The 124th Division was a division of the PRC People's Liberation Army. During the Korean War, it was the first unit of the People's Republic of China to cross the Yalu River.

History
The 124th Division was a military formation of the People's Volunteer Army (Chinese People's Volunteers (CPV) or Chinese Communist Forces (CCF)) during the Korean War with a standard strength of approximately 10,000 men. It was a component of the 42nd Army, consisting of the 370th, 371st, and 372nd Regiments.

While the 124th Division at first drove back the ROK troops it encountered, and then slowed the advance of the U.S. Marine troops that replaced them on the road to the reservoir, UNC intelligence indicated that it did not have the success that attended the CCF action against the ROK II Corps and part of the U.S. I Corps in the west.
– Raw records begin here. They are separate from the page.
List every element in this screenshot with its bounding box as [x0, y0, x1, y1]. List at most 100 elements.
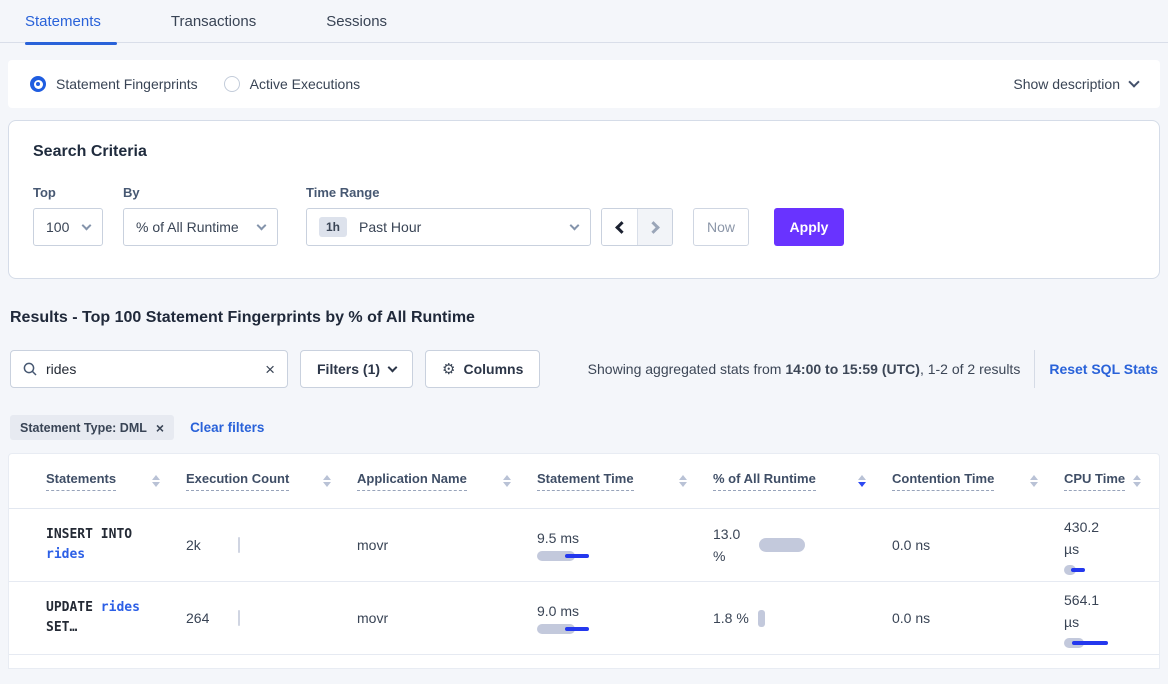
tab-transactions-label: Transactions [170, 12, 257, 30]
filter-chip-label: Statement Type: DML [20, 420, 147, 435]
column-header-application-name[interactable]: Application Name [357, 471, 537, 491]
sort-icon[interactable] [679, 475, 687, 487]
sort-icon[interactable] [152, 475, 160, 487]
statement-time-cell: 9.5 ms [537, 530, 713, 561]
statements-table: Statements Execution Count Application N… [8, 453, 1160, 669]
clear-filters-link[interactable]: Clear filters [190, 420, 265, 435]
column-header-statements[interactable]: Statements [46, 471, 186, 491]
execution-count-value: 264 [186, 610, 210, 626]
stats-prefix: Showing aggregated stats from [587, 361, 786, 377]
radio-active-executions-label: Active Executions [249, 76, 361, 92]
execution-count-value: 2k [186, 537, 201, 553]
statement-time-bar [537, 550, 593, 561]
filter-chip-statement-type[interactable]: Statement Type: DML × [10, 415, 175, 440]
runtime-pct-value: 13.0 % [713, 526, 741, 564]
statement-fingerprint-cell: INSERT INTO rides [46, 525, 164, 565]
runtime-pct-bar [759, 538, 805, 552]
sort-icon[interactable] [503, 475, 511, 487]
column-label: Statements [46, 471, 117, 491]
column-header-cpu-time[interactable]: CPU Time [1064, 471, 1159, 491]
by-field: By % of All Runtime [103, 185, 278, 246]
vertical-divider [1034, 350, 1036, 388]
stats-time-range: 14:00 to 15:59 (UTC) [785, 361, 920, 377]
statement-fingerprint-cell: UPDATE rides SET… [46, 598, 164, 638]
chevron-down-icon [1128, 76, 1140, 88]
filters-button-label: Filters (1) [317, 361, 381, 377]
statement-time-cell: 9.0 ms [537, 603, 713, 634]
sort-icon[interactable] [1030, 475, 1038, 487]
clear-search-icon[interactable]: × [265, 359, 275, 379]
chevron-down-icon [81, 220, 92, 231]
apply-button-label: Apply [789, 219, 829, 235]
column-label: Statement Time [537, 471, 634, 491]
radio-statement-fingerprints[interactable]: Statement Fingerprints [30, 76, 198, 92]
time-range-field: Time Range 1h Past Hour [278, 185, 591, 246]
cpu-time-value: 430.2 µs [1064, 518, 1100, 557]
statement-link[interactable]: rides [100, 600, 140, 615]
table-row: UPDATE rides SET… 264 movr 9.0 ms 1.8 % … [9, 582, 1159, 655]
count-bar [238, 537, 240, 553]
column-header-contention-time[interactable]: Contention Time [892, 471, 1064, 491]
search-criteria-form: Top 100 By % of All Runtime Time Range 1… [33, 185, 1135, 246]
chevron-down-icon [569, 220, 580, 231]
stats-suffix: , 1-2 of 2 results [919, 361, 1021, 377]
sort-icon[interactable] [323, 475, 331, 487]
top-field-label: Top [33, 185, 56, 200]
next-time-window-button[interactable] [637, 209, 672, 245]
sort-icon[interactable] [1133, 475, 1142, 487]
table-row: INSERT INTO rides 2k movr 9.5 ms 13.0 % … [9, 509, 1159, 582]
previous-time-window-button[interactable] [602, 209, 637, 245]
radio-selected-icon [30, 76, 46, 92]
radio-active-executions[interactable]: Active Executions [223, 76, 361, 92]
application-name-cell: movr [357, 537, 389, 553]
cpu-time-bar [1064, 564, 1094, 575]
time-range-value: Past Hour [359, 219, 422, 235]
column-label: CPU Time [1064, 471, 1126, 491]
statement-time-value: 9.5 ms [537, 529, 580, 546]
tab-sessions[interactable]: Sessions [326, 0, 403, 43]
view-mode-radio-group: Statement Fingerprints Active Executions [30, 76, 386, 92]
column-header-statement-time[interactable]: Statement Time [537, 471, 713, 491]
by-select[interactable]: % of All Runtime [123, 208, 278, 246]
show-description-toggle[interactable]: Show description [1013, 76, 1140, 92]
statement-time-bar [537, 623, 593, 634]
search-criteria-card: Search Criteria Top 100 By % of All Runt… [8, 120, 1160, 279]
apply-button[interactable]: Apply [774, 208, 844, 246]
reset-sql-stats-link[interactable]: Reset SQL Stats [1049, 361, 1158, 377]
remove-filter-icon[interactable]: × [155, 419, 165, 436]
chevron-down-icon [387, 362, 398, 373]
by-field-label: By [123, 185, 140, 200]
execution-count-cell: 2k [186, 509, 357, 581]
column-header-runtime-pct[interactable]: % of All Runtime [713, 471, 892, 491]
time-range-field-label: Time Range [306, 185, 380, 200]
top-select[interactable]: 100 [33, 208, 103, 246]
contention-time-cell: 0.0 ns [892, 537, 931, 553]
tab-statements[interactable]: Statements [25, 0, 117, 45]
chevron-right-icon [647, 220, 660, 234]
runtime-pct-cell: 1.8 % [713, 609, 892, 627]
search-input[interactable] [46, 361, 266, 377]
execution-count-cell: 264 [186, 582, 357, 654]
by-select-value: % of All Runtime [136, 219, 239, 235]
columns-button[interactable]: ⚙ Columns [425, 350, 541, 388]
filters-button[interactable]: Filters (1) [300, 350, 414, 388]
statement-search-box[interactable]: × [10, 350, 288, 388]
column-header-execution-count[interactable]: Execution Count [186, 471, 357, 491]
results-heading: Results - Top 100 Statement Fingerprints… [10, 309, 475, 326]
search-criteria-title: Search Criteria [33, 143, 147, 160]
radio-unselected-icon [223, 76, 240, 92]
sort-icon-active-desc[interactable] [858, 475, 866, 487]
view-mode-panel: Statement Fingerprints Active Executions… [8, 60, 1160, 108]
aggregated-stats-text: Showing aggregated stats from 14:00 to 1… [588, 361, 1021, 377]
cpu-time-value: 564.1 µs [1064, 591, 1100, 630]
time-window-stepper [601, 208, 673, 246]
now-button[interactable]: Now [693, 208, 749, 246]
count-bar [238, 610, 240, 626]
statement-time-value: 9.0 ms [537, 602, 580, 619]
tab-transactions[interactable]: Transactions [171, 0, 272, 43]
runtime-pct-value: 1.8 % [713, 610, 749, 626]
sql-keyword: SET… [46, 620, 78, 635]
statement-link[interactable]: rides [46, 547, 86, 562]
table-header-row: Statements Execution Count Application N… [9, 454, 1159, 509]
time-range-select[interactable]: 1h Past Hour [306, 208, 591, 246]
The 124th Division faced the 1st Marine Division at Sudong on November 2. However, 124th division and other units of 42nd corps were relieved by 20th corps on November 10, and attended battle of Chongchon River. This division and 125th division defeated ROK 8th division on November 26, then 125th was deployed as van guard, and 124th division was its reinforce.

Current
In April 2017, The division was divided into two brigades: the 124th Amphibious Combined Arms Brigade and the 125th Amphibious Combined Arms Brigade. The 124th is transferred to the PLA 72nd Group Army (formerly 1st Group Army) under the Eastern Theater Command; the 125th is still part of the PLA 42nd Group Army, which is currently known as the 74th Group Army, under the Southern Theater Command.

It is now an amphibious mechanised unit.